HONG KONG — Ahead of the first meeting between U.S. President Barack Obama and Chinese President Hu Jintao, scheduled to take place in London next week, China has backed down, temporarily at least, in its dispute with the United States over whether U.S. Navy ships require Chinese permission before conducting activities in the South China Sea.

According to the U.S., an American surveillance vessel, the Impeccable, was surrounded and harassed by five Chinese ships on March 8 while it was operating in international waters. Beijing asserted that the American navy needed its permission to operate within China’s exclusive economic zone.

Under the U.N. Convention on the Law of the Sea, coastal states are entitled to a 200-mile (321 km) exclusive economic zone within which they enjoy “sovereignty rights for the purpose of exploring and exploiting, conserving and managing the natural resources, whether living or nonliving, of the waters superjacent to the seabed and of the seabed and its subsoil.”

The coastal state’s territorial sea extends only 12 miles (19 km) and these EEZ rights are purely economic. So, China is asserting a claim that, on the face, is not supported by the convention.

From the variety of Chinese ships deployed — a naval ship, a fisheries patrol vessel, an oceanographic administration patrol vessel and two trawlers — it seems that the operation was coordinated at a high level of the government.

One objective, in all likelihood, was the seizure of the ship’s Surtass sonar array — a submarine detection system being towed. The incident occurred about 75 miles (120 km) south of Hainan, where China operates a submarine base.

China accused the U.S. of having violated international and Chinese law and urged it “to take effective measures to prevent similar incidents occurring in the future.” Yet, the Impeccable continues to operate in the area and the U.S. has dispatched a destroyer, armed with torpedoes and missiles, into the vicinity to protect the surveillance ship.

Presumably, from China’s standpoint, the presence of the destroyer constitutes a violation of its sovereignty. However, Beijing has evidently decided that the U.S.-China summit, being held during the Group of 20 meeting to tackle the global financial crisis, must take precedence.

This Chinese position was made clear by the official China Daily, which ran an article on its front page last Friday declaring, “The Chinese military is ready to call an end to the standoff with the U.S. in the South China Sea.” Citing naval sources, it said, “Top commanders do not have plans to increase the military presence in the South China Sea following a confrontation earlier this month.”

Both sides want to play down the incident. Chinese Foreign Minister Yang Jiechi was in Washington to prepare for the upcoming summit, and after meeting him, U.S. Secretary of State Hillary Clinton asserted that both countries “agreed that we should work to ensure that such incidents do not happen again.”

The top U.S. commander for Asia and the Pacific, Adm.

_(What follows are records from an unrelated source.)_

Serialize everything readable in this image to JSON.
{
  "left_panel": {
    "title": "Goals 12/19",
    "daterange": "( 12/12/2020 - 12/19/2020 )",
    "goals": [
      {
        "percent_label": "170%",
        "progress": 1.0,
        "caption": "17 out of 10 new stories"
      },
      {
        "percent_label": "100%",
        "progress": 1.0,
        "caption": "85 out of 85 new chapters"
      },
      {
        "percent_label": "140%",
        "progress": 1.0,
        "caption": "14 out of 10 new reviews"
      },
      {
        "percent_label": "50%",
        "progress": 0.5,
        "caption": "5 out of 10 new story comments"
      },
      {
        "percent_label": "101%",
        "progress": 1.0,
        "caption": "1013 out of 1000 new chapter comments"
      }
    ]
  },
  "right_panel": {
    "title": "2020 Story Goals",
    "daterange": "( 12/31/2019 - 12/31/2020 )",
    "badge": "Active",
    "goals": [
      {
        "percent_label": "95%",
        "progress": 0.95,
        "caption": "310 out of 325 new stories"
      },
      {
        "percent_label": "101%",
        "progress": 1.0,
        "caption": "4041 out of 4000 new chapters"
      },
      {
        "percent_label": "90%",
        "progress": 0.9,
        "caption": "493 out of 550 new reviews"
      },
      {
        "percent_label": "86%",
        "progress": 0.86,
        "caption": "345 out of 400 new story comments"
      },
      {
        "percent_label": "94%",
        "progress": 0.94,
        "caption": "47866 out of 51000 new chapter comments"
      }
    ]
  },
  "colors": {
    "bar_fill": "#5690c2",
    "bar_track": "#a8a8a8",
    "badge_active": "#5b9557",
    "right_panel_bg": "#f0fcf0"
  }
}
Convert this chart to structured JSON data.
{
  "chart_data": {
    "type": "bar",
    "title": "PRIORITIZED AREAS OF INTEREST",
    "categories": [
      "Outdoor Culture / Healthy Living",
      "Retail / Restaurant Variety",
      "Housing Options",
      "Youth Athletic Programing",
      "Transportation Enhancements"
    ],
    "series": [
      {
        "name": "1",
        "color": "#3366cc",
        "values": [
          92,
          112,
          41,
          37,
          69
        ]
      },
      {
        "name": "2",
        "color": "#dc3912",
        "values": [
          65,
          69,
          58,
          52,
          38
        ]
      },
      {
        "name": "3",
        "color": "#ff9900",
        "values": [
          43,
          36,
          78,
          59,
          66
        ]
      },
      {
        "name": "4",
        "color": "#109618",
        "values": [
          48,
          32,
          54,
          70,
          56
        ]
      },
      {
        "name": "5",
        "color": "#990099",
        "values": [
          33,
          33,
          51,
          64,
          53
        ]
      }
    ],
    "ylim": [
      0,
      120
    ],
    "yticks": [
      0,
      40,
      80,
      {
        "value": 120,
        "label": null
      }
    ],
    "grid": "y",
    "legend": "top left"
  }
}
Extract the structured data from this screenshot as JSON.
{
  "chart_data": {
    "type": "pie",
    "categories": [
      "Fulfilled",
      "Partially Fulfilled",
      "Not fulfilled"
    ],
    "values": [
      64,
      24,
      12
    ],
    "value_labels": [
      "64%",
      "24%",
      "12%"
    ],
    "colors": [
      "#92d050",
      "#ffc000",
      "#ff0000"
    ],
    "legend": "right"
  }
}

Timothy Keating, told the Senate Armed Services Committee that the incident “is certainly a troubling indicator that China, particularly in the South China Sea, is behaving in an aggressive, troublesome manner and they’re not willing to abide by acceptable standards of behavior.”

Interestingly, at about the same time that the U.S. sent a destroyer into the South China Sea, China announced the dispatch of its largest and most modern patrol ship, the Yuzheng 311, into the same general area. But the mission of that vessel is to deal not with the U.S. but with the countries of Southeast Asia, with which China has multiple territorial disputes.

China recently protested against the passage of a law by Manila that defined as Philippine territory a number of islands also claimed by Beijing. It was after this that China sent the patrol boat into disputed areas in the South China Sea to “strengthen fishery administration.”

Subsequently, Wu Zhuang, fisheries department director, was quoted as saying that additional patrol boats would be sent into the area to “protect China’s rights and interests.”

Not surprisingly, some countries in Southeast Asia feel that China is flexing its muscles, although China’s dispatch of fishery patrol boats rather than navy vessels indicates that Beijing is attempting to appear less threatening.

Still, it does not escape the notice of Southeast Asian countries that China is backing down in its confrontation with the U.S. while strengthening its position vis-a-vis smaller countries of the region.